Jordi Vallmajó: Doble timonel

Jordi Vallmajó: Doble timonel
Con el Girona en LEB Oro hace dos años.

Javier Ortiz Pérez

Jordi Vallmajó busca un barco que dirigir. Literalmente. Después de más de una década llevando el timón de varios equipos, el paralelismo es fácil: se sacó el carnet de patrón de embarcación hace poco tiempo (no debe ser sencillo, ya que se tarda alrededor de medio año en hacerlo) y su vocación está destinada al mar siguiendo una tradición familiar.

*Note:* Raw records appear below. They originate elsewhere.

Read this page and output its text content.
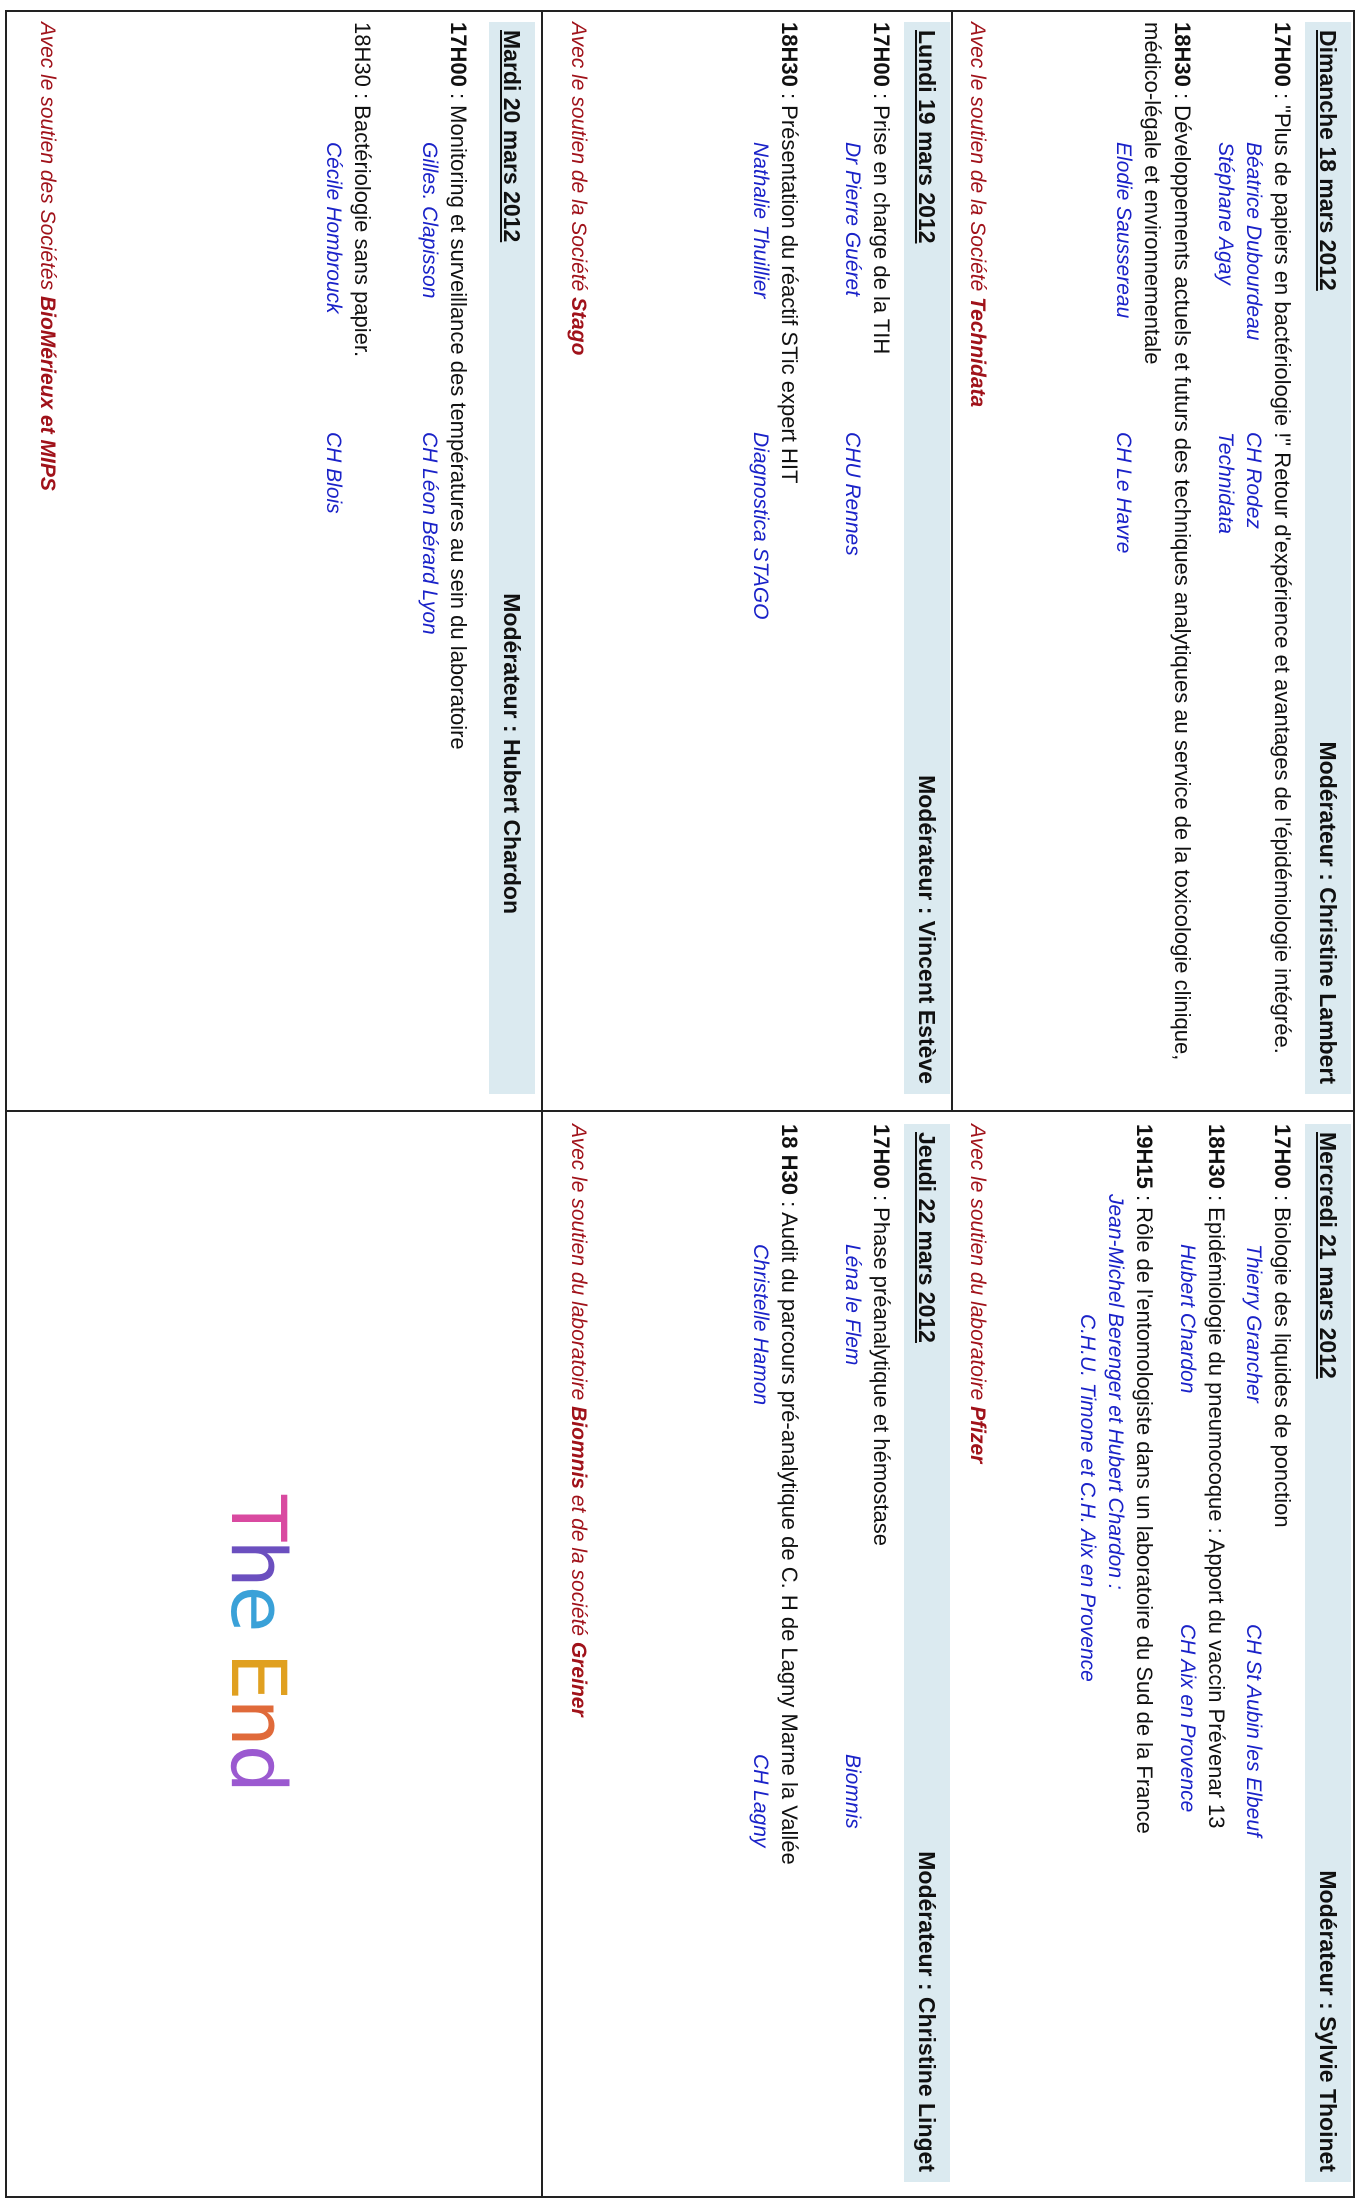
Dimanche 18 mars 2012
Modérateur : Christine Lambert
17H00 : "Plus de papiers en bactériologie !" Retour d'expérience et avantages de l'épidémiologie intégrée.
Béatrice Dubourdeau
CH Rodez
Stéphane Agay
Technidata
18H30 : Développements actuels et futurs des techniques analytiques au service de la toxicologie clinique, médico-légale et environnementale
Elodie Saussereau
CH Le Havre
Avec le soutien de la Société Technidata
Lundi 19 mars 2012
Modérateur : Vincent Estève
17H00 : Prise en charge de la TIH
Dr Pierre Guéret
CHU Rennes
18H30 : Présentation du réactif STic expert HIT
Nathalie Thuillier
Diagnostica STAGO
Avec le soutien de la Société Stago
Mardi 20 mars 2012
Modérateur : Hubert Chardon
17H00 : Monitoring et surveillance des températures au sein du laboratoire
Gilles. Clapisson
CH Léon Bérard Lyon
18H30 : Bactériologie sans papier.
Cécile Hombrouck
CH Blois
Avec le soutien des Sociétés BioMérieux et MIPS
Mercredi 21 mars 2012
Modérateur : Sylvie Thoinet
17H00 : Biologie des liquides de ponction
Thierry Grancher
CH St Aubin les Elbeuf
18H30 : Epidémiologie du pneumocoque : Apport du vaccin Prévenar 13
Hubert Chardon
CH Aix en Provence
19H15 : Rôle de l'entomologiste dans un laboratoire du Sud de la France
Jean-Michel Berenger et Hubert Chardon :
C.H.U. Timone et C.H. Aix en Provence
Avec le soutien du laboratoire Pfizer
Jeudi 22 mars 2012
Modérateur : Christine Linget
17H00 : Phase préanalytique et hémostase
Léna le Flem
Biomnis
18 H30 : Audit du parcours pré-analytique de C. H de Lagny Marne la Vallée
Christelle Hamon
CH Lagny
Avec le soutien du laboratoire Biomnis et de la société Greiner
The End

La tradición de los Vallmajó también es de baloncesto, por descontado. Hace no mucho hablamos aquí sobre Xavi Vallmajó, el base que de un día para otro dio un salto de cuatro categorías. Jordi es su hermano, otro director de juego más alto (1,89 a 1,81) y con menos suerte en la élite del baloncesto, aunque también se ganó la vida con buen tono durante una época en LEB y LEB Plata.

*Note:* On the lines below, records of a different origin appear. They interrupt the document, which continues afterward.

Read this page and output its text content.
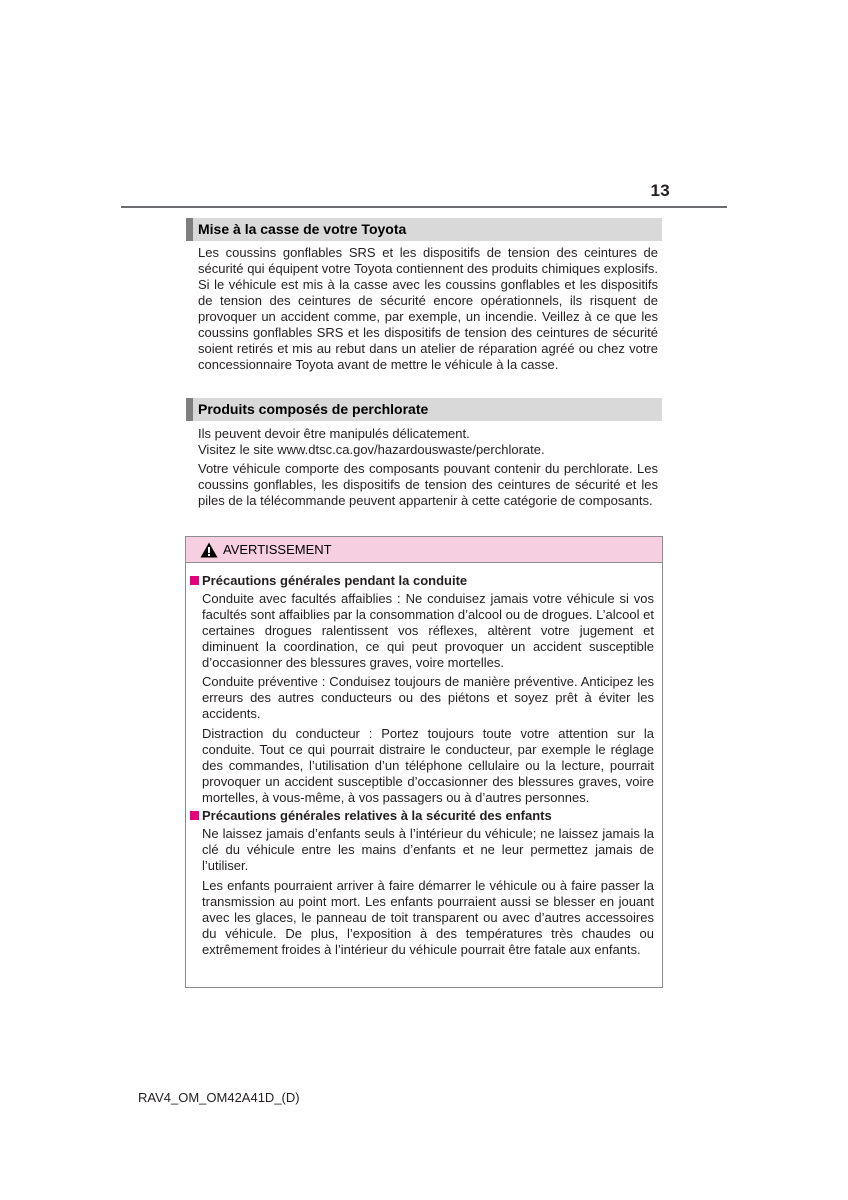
13
Mise à la casse de votre Toyota

Les coussins gonflables SRS et les dispositifs de tension des ceintures de sécurité qui équipent votre Toyota contiennent des produits chimiques explosifs. Si le véhicule est mis à la casse avec les coussins gonflables et les dispositifs de tension des ceintures de sécurité encore opérationnels, ils risquent de provoquer un accident comme, par exemple, un incendie. Veillez à ce que les coussins gonflables SRS et les dispositifs de tension des ceintures de sécurité soient retirés et mis au rebut dans un atelier de réparation agréé ou chez votre concessionnaire Toyota avant de mettre le véhicule à la casse.

Produits composés de perchlorate

Ils peuvent devoir être manipulés délicatement.

Visitez le site www.dtsc.ca.gov/hazardouswaste/perchlorate.

Votre véhicule comporte des composants pouvant contenir du perchlorate. Les coussins gonflables, les dispositifs de tension des ceintures de sécurité et les piles de la télécommande peuvent appartenir à cette catégorie de composants.

AVERTISSEMENT

Précautions générales pendant la conduite

Conduite avec facultés affaiblies : Ne conduisez jamais votre véhicule si vos facultés sont affaiblies par la consommation d’alcool ou de drogues. L’alcool et certaines drogues ralentissent vos réflexes, altèrent votre jugement et diminuent la coordination, ce qui peut provoquer un accident susceptible d’occasionner des blessures graves, voire mortelles.

Conduite préventive : Conduisez toujours de manière préventive. Anticipez les erreurs des autres conducteurs ou des piétons et soyez prêt à éviter les accidents.

Distraction du conducteur : Portez toujours toute votre attention sur la conduite. Tout ce qui pourrait distraire le conducteur, par exemple le réglage des commandes, l’utilisation d’un téléphone cellulaire ou la lecture, pourrait provoquer un accident susceptible d’occasionner des blessures graves, voire mortelles, à vous-même, à vos passagers ou à d’autres personnes.

Précautions générales relatives à la sécurité des enfants

Ne laissez jamais d’enfants seuls à l’intérieur du véhicule; ne laissez jamais la clé du véhicule entre les mains d’enfants et ne leur permettez jamais de l’utiliser.

Les enfants pourraient arriver à faire démarrer le véhicule ou à faire passer la transmission au point mort. Les enfants pourraient aussi se blesser en jouant avec les glaces, le panneau de toit transparent ou avec d’autres accessoires du véhicule. De plus, l’exposition à des températures très chaudes ou extrêmement froides à l’intérieur du véhicule pourrait être fatale aux enfants.

RAV4_OM_OM42A41D_(D)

Sí tuvo la ocasión de debutar en ACB en el mismo equipo que su hermano, el Girona, aunque solamente fuese un partido. Ocurrió el 30 de noviembre del 2000 ante el Gijón. “Faltaba un minuto y pico, el resultado estaba totalmente decidido y Trifón Poch me pidió que saliese. El primer balón que cogí me lancé a penetrar y me hicieron falta. Estaba muy nervioso y fallé el primer tiro libre, pero metí el segundo”, rememora. Fue el único punto de su vida en la actualmente denominada Liga Endesa, ya que no volvería a tener otra oportunidad.

La segunda categoría se convirtió en su hábitat natural con estancias en Los Barrios, Rosalía, Gandía, Breogán y Girona y algún paréntesis un peldaño más abajo cerca de casa, en Vic. “Estoy contento con lo que hice. No me arrepiento de nada. Me ha gustado visitar diferentes ciudades, aunque también creo que podía haber vuelto antes para planificar mejor el futuro laboral. En Lugo con 29 años ya vi que no me motivaba seguir lejos de casa”, afirma. Y tiene un recuerdo muy especial para un compañero al que admira: “Lo que más me ha gustado en el baloncesto ha sido poder conocer a Nacho Ordín”.

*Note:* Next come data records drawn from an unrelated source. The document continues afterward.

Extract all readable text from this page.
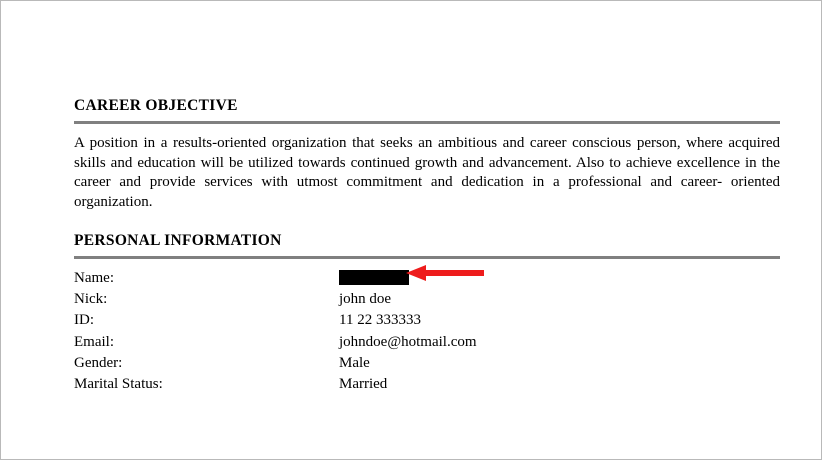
CAREER OBJECTIVE

A position in a results-oriented organization that seeks an ambitious and career conscious person, where acquired skills and education will be utilized towards continued growth and advancement. Also to achieve excellence in the career and provide services with utmost commitment and dedication in a professional and career- oriented organization.

PERSONAL INFORMATION
Name:	
Nick:	john doe
ID:	11 22 333333
Email:	johndoe@hotmail.com
Gender:	Male
Marital Status:	Married
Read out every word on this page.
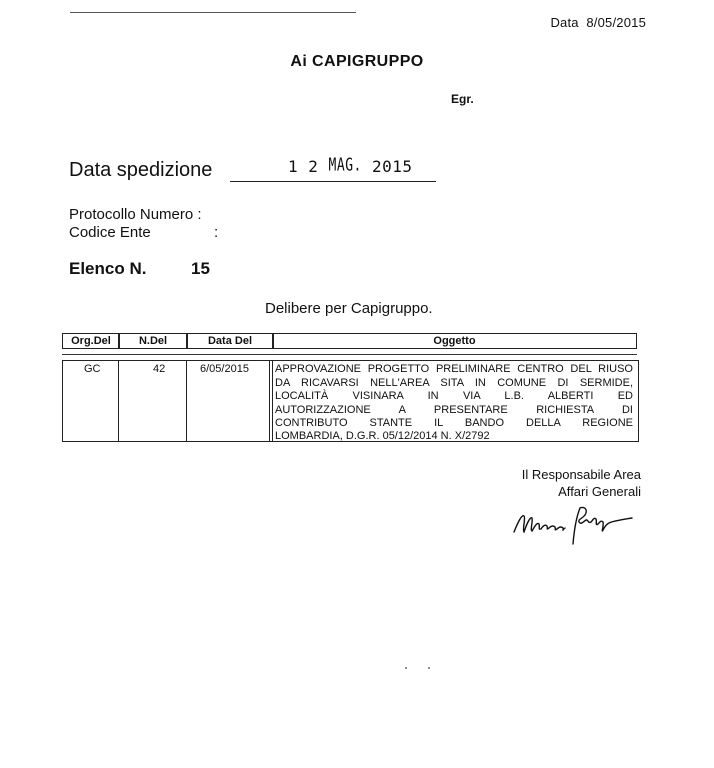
Data 8/05/2015
Ai CAPIGRUPPO
Egr.
Data spedizione	1 2 MAG. 2015
Protocollo Numero :
Codice Ente	:
Elenco N.	15
Delibere per Capigruppo.
Org.Del	N.Del	Data Del	Oggetto
GC	42	6/05/2015 APPROVAZIONE PROGETTO PRELIMINARE CENTRO DEL RIUSO
DA RICAVARSI NELL'AREA SITA IN COMUNE DI SERMIDE,
LOCALITÀ VISINARA IN VIA L.B. ALBERTI ED
AUTORIZZAZIONE A PRESENTARE RICHIESTA DI
CONTRIBUTO STANTE IL BANDO DELLA REGIONE
LOMBARDIA, D.G.R. 05/12/2014 N. X/2792
Il Responsabile Area
Affari Generali
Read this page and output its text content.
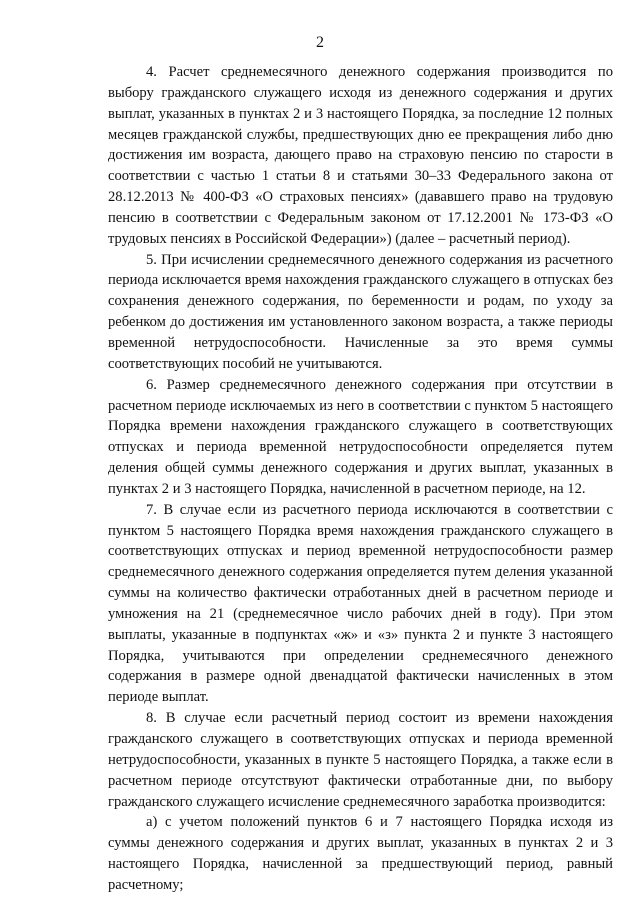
2

4. Расчет среднемесячного денежного содержания производится по выбору гражданского служащего исходя из денежного содержания и других выплат, указанных в пунктах 2 и 3 настоящего Порядка, за последние 12 полных месяцев гражданской службы, предшествующих дню ее прекращения либо дню достижения им возраста, дающего право на страховую пенсию по старости в соответствии с частью 1 статьи 8 и статьями 30–33 Федерального закона от 28.12.2013 № 400-ФЗ «О страховых пенсиях» (дававшего право на трудовую пенсию в соответствии с Федеральным законом от 17.12.2001 № 173-ФЗ «О трудовых пенсиях в Российской Федерации») (далее – расчетный период).

5. При исчислении среднемесячного денежного содержания из расчетного периода исключается время нахождения гражданского служащего в отпусках без сохранения денежного содержания, по беременности и родам, по уходу за ребенком до достижения им установленного законом возраста, а также периоды временной нетрудоспособности. Начисленные за это время суммы соответствующих пособий не учитываются.

6. Размер среднемесячного денежного содержания при отсутствии в расчетном периоде исключаемых из него в соответствии с пунктом 5 настоящего Порядка времени нахождения гражданского служащего в соответствующих отпусках и периода временной нетрудоспособности определяется путем деления общей суммы денежного содержания и других выплат, указанных в пунктах 2 и 3 настоящего Порядка, начисленной в расчетном периоде, на 12.

7. В случае если из расчетного периода исключаются в соответствии с пунктом 5 настоящего Порядка время нахождения гражданского служащего в соответствующих отпусках и период временной нетрудоспособности размер среднемесячного денежного содержания определяется путем деления указанной суммы на количество фактически отработанных дней в расчетном периоде и умножения на 21 (среднемесячное число рабочих дней в году). При этом выплаты, указанные в подпунктах «ж» и «з» пункта 2 и пункте 3 настоящего Порядка, учитываются при определении среднемесячного денежного содержания в размере одной двенадцатой фактически начисленных в этом периоде выплат.

8. В случае если расчетный период состоит из времени нахождения гражданского служащего в соответствующих отпусках и периода временной нетрудоспособности, указанных в пункте 5 настоящего Порядка, а также если в расчетном периоде отсутствуют фактически отработанные дни, по выбору гражданского служащего исчисление среднемесячного заработка производится:

а) с учетом положений пунктов 6 и 7 настоящего Порядка исходя из суммы денежного содержания и других выплат, указанных в пунктах 2 и 3 настоящего Порядка, начисленной за предшествующий период, равный расчетному;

De lo que sí se arrepiente, asegura, es de no haber podido coincidir al mismo tiempo con Xavi y otro de los hermanos, Edu, con el que ahora sí comparte pista en el Llançà de Territorial ‘A’, la octava categoría. El objetivo es ‘matar el gusanillo’ con los amigos y luego irse de barbacoa. “Al igual que Xavi, estoy convencido de que Edu es el mejor de los tres, aunque no haya jugado a nivel nacional como nosotros dos. Técnicamente domina el balón de forma increíble”, cuenta.

Jordi se ve a sí mismo como alguien más orientado al ataque. “Me costaba mucho defender, aunque con el tiempo mejoré un poco en ese aspecto, al ir subiendo de categoría”, reconoce. “Me costaba más correr y tirar”, apostilla. El barco espera.